I agree with the observation that "early" isn't everything, and I'm not sure that it's truly meaningful if milestones are more-or-less on time. I think it's a lot more about atypical development (skipping or inverting milestones) and really astonishing acceleration (you know, the kind where you rationalize away what seems impossible by any means possible).

One strikingly illustrative example of 'early isn't indicative' is a comparison with a nearly perfectly matched child my DD's age (literally-- B-days same week, both with two-PhD parents, both only children, similar in appearance). Both girls were highly verbal and played well together (not parallel) at age 2, when they were in daycare together. If anything, her vocabulary far outstripped DD's. They were apart for several years (academic nomadism) and next met when they were about six. It was shocking how... ordinary (?) this other child seemed by comparison to my DD. My DH also remarked on it, and he's not one to do that. His question was; "Huh. What happened??" I mean, she was still the same lovely child, but she seemed comparatively so--so-- placid and incurious. It was as though her development had plateaued, whereas DD's had taken off exponentially. So her verbal precosity wasn't really significant, though at 2, it would have led to speculation that both were MG+, and the other girl likely PG. We know them still; the difference is staggering now that both girls are adolescents. The other child is a pretty typical middle schooler, and DD is, well-- not, and I can't even imagine it. So no, 'early' isn't 'gifted' necessarily.

It's not about the snapshots, it's about the trajectory.
It's that velcro-brain and avid/obsessive interest in the world at large that comes to mind when I think about DD being so very different. Many of her early daycare carers were quietly agog, but we figured that they probably were 'flattering' to most children, and didn't think that much of it.

Some of the most striking things about her earliest development was that she had a keen sense of self at a very young age. She was also just so weirdly observant of everything ALL.THE.TIME, and eerily empathetic and socially astute (this was the thing that inspired AWE in carers, to the point that a few of them recall her VERY well even over a decade later). She seemed to understand that other children (<2yo) didn't have the communication skills or cognitive awareness to exert self-control or experience true empathy, so it was as though she needed to compensate for any other peer she was engaged with. She shrugged off antisocial behavior in peers (though she had her own ways of casually, passively resisting being run over by them-- and she did this with grace and seemingly no effort at all). Eerily 'knowing,' really.

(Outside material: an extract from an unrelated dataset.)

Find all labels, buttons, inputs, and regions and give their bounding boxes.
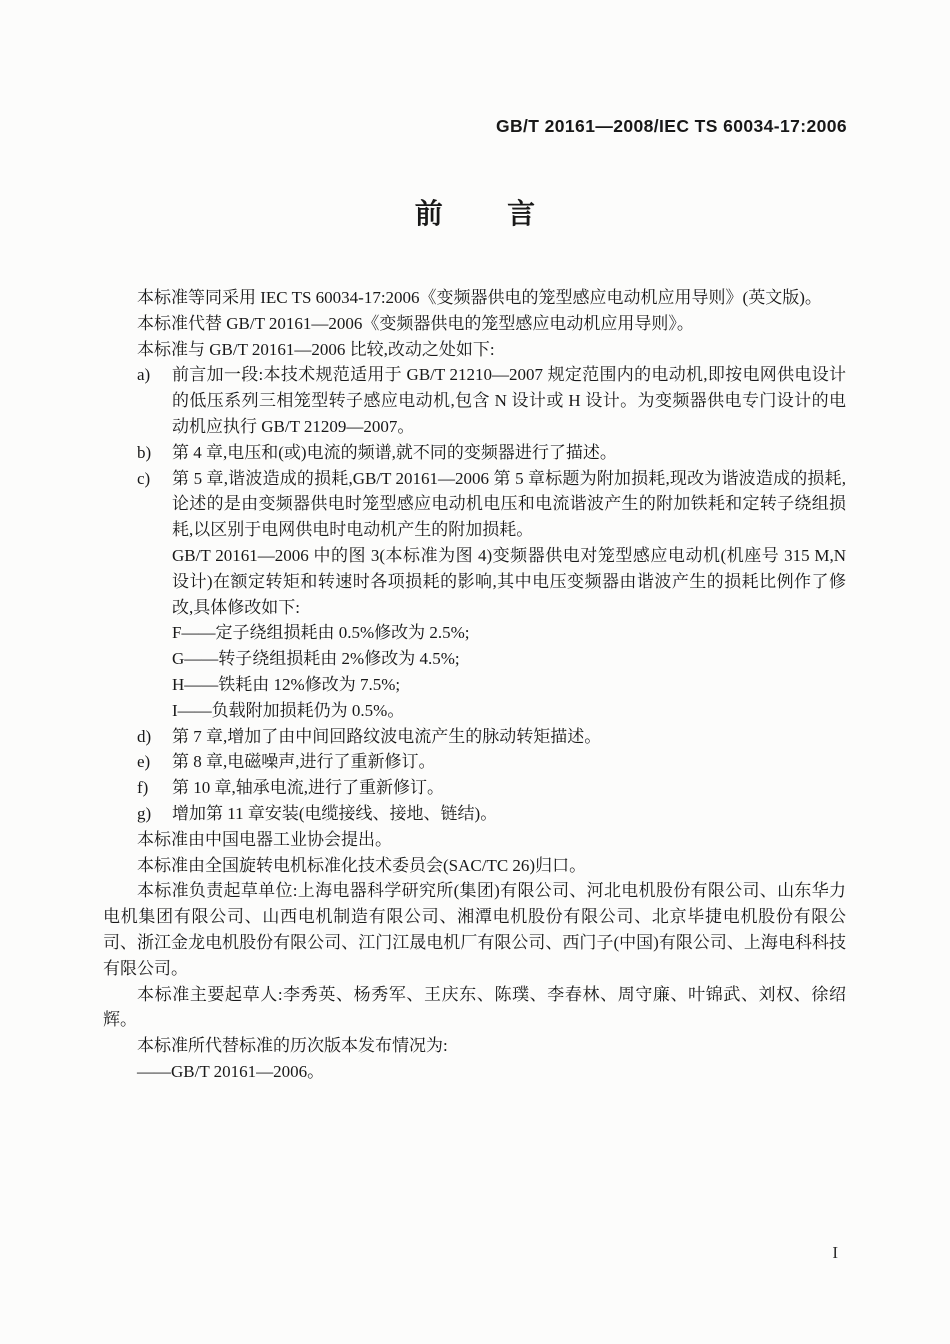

One more early thing that was downright bizarre. When my DD was not quite two, a new infant (just 12mo) entered her daycare. His home was Spanish-speaking, and none of the adults at the daycare were bilingual. He was a very sensitive little boy-- who was highly distressed, and cried and cried his first weeks in the new setting. One of the carers told me his background in passing on the first morning; apparently DD understood that or at least worked it out from what she'd overheard.

DD was obviously very concerned about his obvious distress, and gravitated toward him. The next day, she wanted to learn "some Spanish." I thought this was innocent enough and taught her how to say hello. A day later, she wanted to know what else I knew. Why? She needed to "learn real Spanish." Why? This other child just didn't know any English and she wanted to help him. Oh, and that it made the caregivers and other children less tense, too, because he wasn't crying all the time now that she talked to him in Spanish. She needed to know more than "Hola" and how to count to ten. When I wondered where she had learned the numbers, the answer was a casual "Oh, Sesame Street yesterday afternoon because Rosita speaks Spanish sometimes."

"I need to know more, mama. I can't just count and say hello to him all day long. He's going to know that I can't understand what he says back. Besides, 'hola. hola. hola.' It's silly."

The initial foray was evidently an experiment to determine if the child's distress was solely because of the language barrier. She was quite concerned that this was her responsibility since nobody else was stepping up to the plate.

There were a handful of those unsettling moments with DD as a baby, toddler, and preschooler-- most of them didn't really register as unusual for her, so some of them I haven't really thought about in years and I certainly didn't annotate them anywhere at the time. Looking back on them, I'm amazed.



Schrödinger's cat walks into a bar. And doesn't.